The detention center will add about 100 jobs to the 2,186 already on the prison payrolls. It will also put taxable property on the roster in a town where, because of the large federal presence, 47 percent of all property is exempt.

Correctional Development got started five years ago when it won a bid contract from the state of Missouri to build a 500-bed maximum-security prison.

"That was the first in the country that incorporated total project development," Mr. Rich said. "I like to think of it as a public-private partnership. We provided design, financing, construction and selected the site." Correctional Development also chose, purchased and installed the equipment and furniture, all for a lump-sum price.

The contract with the Marshals Service is the company's first with a federal agency.

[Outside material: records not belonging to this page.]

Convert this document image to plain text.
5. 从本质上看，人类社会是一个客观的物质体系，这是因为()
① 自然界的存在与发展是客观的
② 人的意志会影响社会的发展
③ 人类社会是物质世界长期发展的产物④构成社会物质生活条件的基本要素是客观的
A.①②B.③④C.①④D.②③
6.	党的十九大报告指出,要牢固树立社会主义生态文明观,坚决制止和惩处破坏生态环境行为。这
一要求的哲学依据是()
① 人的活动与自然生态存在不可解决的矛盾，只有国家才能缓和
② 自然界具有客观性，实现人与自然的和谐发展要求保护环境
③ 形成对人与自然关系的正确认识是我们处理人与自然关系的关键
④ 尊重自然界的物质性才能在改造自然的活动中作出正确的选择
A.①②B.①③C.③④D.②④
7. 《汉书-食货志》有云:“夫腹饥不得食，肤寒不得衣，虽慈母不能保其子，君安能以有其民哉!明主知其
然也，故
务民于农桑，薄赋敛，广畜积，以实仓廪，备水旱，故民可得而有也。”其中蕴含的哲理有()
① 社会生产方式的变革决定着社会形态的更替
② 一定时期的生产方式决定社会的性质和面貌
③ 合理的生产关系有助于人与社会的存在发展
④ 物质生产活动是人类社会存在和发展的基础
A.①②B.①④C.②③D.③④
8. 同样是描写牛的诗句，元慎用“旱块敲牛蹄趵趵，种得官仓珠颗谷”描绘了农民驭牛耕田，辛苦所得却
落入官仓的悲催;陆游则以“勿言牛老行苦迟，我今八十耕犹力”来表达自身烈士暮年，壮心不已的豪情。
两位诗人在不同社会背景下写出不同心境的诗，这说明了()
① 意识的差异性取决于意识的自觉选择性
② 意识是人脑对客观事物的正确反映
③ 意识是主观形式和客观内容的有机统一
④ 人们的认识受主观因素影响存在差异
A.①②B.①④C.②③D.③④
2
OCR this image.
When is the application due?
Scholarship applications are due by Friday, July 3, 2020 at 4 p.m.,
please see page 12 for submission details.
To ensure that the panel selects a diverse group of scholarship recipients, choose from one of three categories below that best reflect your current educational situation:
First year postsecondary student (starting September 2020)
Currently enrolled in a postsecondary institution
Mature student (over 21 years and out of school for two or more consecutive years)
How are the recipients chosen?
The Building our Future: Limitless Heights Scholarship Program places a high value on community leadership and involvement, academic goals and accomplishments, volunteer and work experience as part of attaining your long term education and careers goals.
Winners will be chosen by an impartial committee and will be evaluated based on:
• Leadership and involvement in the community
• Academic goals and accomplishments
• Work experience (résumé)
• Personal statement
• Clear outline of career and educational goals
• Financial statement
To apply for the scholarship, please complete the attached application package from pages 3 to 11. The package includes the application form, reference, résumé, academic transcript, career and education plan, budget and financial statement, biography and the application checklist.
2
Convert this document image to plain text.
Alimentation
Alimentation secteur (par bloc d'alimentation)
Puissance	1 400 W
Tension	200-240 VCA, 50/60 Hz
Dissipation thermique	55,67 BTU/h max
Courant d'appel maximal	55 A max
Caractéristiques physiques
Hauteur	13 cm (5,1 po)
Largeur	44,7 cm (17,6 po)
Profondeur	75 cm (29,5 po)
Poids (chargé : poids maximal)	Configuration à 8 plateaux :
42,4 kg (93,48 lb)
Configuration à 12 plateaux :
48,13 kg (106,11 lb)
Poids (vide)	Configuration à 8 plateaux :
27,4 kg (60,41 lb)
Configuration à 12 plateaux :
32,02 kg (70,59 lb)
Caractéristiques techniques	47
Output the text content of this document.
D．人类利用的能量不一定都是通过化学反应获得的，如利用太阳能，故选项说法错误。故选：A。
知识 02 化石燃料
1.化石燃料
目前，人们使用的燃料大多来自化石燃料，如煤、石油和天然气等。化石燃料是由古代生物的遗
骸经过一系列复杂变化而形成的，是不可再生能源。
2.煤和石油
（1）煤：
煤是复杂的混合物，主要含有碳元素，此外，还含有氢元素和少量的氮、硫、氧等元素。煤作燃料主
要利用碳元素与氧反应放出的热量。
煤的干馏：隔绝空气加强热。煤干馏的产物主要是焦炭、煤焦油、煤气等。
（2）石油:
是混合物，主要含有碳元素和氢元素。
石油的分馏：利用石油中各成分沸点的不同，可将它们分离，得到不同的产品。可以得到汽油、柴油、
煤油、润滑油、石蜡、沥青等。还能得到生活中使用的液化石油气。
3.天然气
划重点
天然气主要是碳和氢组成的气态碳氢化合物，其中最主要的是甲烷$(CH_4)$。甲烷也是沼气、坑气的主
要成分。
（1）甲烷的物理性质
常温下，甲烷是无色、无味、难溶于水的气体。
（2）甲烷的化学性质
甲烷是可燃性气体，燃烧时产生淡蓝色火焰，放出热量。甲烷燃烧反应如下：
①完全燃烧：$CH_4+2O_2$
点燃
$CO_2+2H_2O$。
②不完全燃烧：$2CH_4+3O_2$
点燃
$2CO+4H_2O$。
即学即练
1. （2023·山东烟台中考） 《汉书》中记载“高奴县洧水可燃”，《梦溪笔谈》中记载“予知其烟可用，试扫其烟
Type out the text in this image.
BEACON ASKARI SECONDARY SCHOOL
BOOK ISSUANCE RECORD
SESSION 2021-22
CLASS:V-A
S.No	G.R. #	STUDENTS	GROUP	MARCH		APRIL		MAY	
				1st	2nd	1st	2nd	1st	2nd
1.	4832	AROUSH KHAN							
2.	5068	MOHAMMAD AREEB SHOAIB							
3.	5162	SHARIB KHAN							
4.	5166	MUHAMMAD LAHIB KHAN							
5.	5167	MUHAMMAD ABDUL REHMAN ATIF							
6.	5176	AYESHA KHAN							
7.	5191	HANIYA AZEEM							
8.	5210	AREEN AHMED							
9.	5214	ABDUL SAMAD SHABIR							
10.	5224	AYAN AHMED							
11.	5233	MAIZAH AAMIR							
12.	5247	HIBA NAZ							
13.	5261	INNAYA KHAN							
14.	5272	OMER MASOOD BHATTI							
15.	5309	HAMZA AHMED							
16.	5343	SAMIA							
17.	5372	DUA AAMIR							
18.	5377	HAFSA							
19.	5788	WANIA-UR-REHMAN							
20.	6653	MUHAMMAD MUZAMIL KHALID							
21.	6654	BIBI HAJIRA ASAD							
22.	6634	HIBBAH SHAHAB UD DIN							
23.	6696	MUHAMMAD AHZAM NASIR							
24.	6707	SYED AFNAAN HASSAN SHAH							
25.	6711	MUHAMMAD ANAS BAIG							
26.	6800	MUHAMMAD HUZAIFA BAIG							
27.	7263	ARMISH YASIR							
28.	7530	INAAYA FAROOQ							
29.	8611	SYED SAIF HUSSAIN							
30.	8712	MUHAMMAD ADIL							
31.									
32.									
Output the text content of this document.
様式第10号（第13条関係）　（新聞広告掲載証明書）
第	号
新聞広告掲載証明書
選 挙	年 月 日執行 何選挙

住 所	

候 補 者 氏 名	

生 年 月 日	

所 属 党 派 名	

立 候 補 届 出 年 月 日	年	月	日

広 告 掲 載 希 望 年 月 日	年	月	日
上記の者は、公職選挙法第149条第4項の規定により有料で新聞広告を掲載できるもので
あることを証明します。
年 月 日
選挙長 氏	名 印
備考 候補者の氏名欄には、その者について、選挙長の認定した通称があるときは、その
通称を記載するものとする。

The service wanted a facility within an hour's drive of the federal courthouse in Kansas City, Mo. Normally, the agency rents space to hold prisoners from cities and counties around the country on a contract basis.

Although this is the Marshals Service's first such detention center, the arrangement really is not different from any other rental contract. For housing each prisoner, including food, utilities, maintenance, staff payroll and amortization of building cost, the Marshals Service will pay $71 a day.

Groundbreaking is scheduled for next spring. The facility will cost $20 million to $30 million to construct and should be operational by 1992, Mr. Rich said.

When the request for bids went out, interested private developers contacted a number of towns in the region. Most of them said "no way" to having a prison in their communities, Mr. Rich said. Leavenworth was not only receptive to the idea, but it also actively supported the detention center plan.

"I suppose in a community where there isn't a prison, there's a fear," Mayor Carolyn Tillotson said. "That's lacking here because we've had them so long. People have lived with it all their lives."